First of all, it should be noted that this package is mostly used on Linux, where it is the default office suite, and Windows is but a secondary platform for it. However, there is absolutely no difference between the features the pack has on the two OSs.
The major drawback of LibreOffice is its old-fashioned interface, which is little better than that of Kingsoft Office. It takes you ages to find an intended option if you don't know where it is from your previous experience. My personal favorite in the nomination 'The most inobvious option in LibreOffice' is the Font Color button. Just take a look at it:
Done? Okay, now imagine that you don't know it is the Font Color button and you have to quickly find it in 5 seconds, otherwise a large bomb will detonate and blow up a whole city quarter. See? You'd stand no chance.

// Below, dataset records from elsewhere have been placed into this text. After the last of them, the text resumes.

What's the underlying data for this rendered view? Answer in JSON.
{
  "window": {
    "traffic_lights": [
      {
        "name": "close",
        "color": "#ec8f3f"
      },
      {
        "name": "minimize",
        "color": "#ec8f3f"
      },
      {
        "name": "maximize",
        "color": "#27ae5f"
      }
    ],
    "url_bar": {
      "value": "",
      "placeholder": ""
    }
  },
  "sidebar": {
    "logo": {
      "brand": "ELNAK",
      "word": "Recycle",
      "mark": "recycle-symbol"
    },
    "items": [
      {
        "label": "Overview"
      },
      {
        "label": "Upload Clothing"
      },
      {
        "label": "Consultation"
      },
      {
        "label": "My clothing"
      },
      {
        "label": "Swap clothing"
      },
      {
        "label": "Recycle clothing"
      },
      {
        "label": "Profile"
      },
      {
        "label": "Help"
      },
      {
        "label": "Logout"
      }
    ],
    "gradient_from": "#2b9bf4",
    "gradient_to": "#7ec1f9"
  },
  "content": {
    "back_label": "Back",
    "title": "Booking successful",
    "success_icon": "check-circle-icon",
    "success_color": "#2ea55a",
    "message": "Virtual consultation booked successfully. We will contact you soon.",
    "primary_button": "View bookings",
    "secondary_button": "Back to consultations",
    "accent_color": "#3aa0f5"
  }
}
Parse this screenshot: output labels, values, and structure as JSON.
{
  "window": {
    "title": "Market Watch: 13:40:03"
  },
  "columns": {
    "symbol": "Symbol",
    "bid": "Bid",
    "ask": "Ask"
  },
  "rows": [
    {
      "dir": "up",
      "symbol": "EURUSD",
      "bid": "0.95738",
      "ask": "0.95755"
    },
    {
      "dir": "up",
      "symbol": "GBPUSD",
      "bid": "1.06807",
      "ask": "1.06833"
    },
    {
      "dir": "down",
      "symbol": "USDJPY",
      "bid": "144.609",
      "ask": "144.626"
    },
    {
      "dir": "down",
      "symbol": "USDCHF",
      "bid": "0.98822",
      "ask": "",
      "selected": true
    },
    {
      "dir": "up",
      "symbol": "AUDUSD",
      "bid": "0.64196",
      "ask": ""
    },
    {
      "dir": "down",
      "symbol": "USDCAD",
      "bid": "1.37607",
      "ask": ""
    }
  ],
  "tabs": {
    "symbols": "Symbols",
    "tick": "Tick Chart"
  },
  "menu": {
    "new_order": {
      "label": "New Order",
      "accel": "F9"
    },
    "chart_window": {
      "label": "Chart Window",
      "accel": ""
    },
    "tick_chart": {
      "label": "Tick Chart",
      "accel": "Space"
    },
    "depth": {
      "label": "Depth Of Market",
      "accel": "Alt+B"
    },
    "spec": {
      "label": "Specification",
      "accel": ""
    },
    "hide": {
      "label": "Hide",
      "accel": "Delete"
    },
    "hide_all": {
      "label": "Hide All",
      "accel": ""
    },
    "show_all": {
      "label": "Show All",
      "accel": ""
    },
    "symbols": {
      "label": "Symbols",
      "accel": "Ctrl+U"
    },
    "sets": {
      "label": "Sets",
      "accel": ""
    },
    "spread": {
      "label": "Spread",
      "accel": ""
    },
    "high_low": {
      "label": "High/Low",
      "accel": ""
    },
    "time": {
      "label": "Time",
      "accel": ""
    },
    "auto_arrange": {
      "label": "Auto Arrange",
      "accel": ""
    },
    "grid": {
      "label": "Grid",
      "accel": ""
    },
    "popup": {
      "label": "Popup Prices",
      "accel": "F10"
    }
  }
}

Another big con is that the Microsoft guys seem to have done something about their formatting algorithms; so Microsoft Office files, when opened in freeware suites, have a slightly different layout. Moreover, if you change as much as a single letter, a single tiny interval, or spacing in a single two-line paragraph, the entire document layout gets screwed up even in the Microsoft programs. This applies to all the suites I have reviewed in this article, but LibreOffice's example is the prime one.
Well, LibreOffice seems not to have taken only the bad things from its competition. For example, it shares with Lotus Symphony a nice feature I call 'Office Hub', which we miss so much in Microsoft Office. What is it, then? This Office Hub is in fact just a selection screen, where you can choose the type of the file you want to create. In other words, you don't have to search for an icon of Word, Excel or whatever the application is called in this suite; all you have to do is open the selection screen and press the button 'Create a spreadsheet'. Still, I hold the Office Hub in Lotus Symphony for the better one, since it is combined with the browser-like structure of the pack there.
In brief, the free and shareware office suites still fail to surpass Microsoft Office in terms of the amount of available features. However, their usability ranges from 'bad' (Kingsoft Office) to 'cooler than Superman' (IBM Lotus Symphony), with the latter programs actually made in a more ergonomic way than the Redmond suite.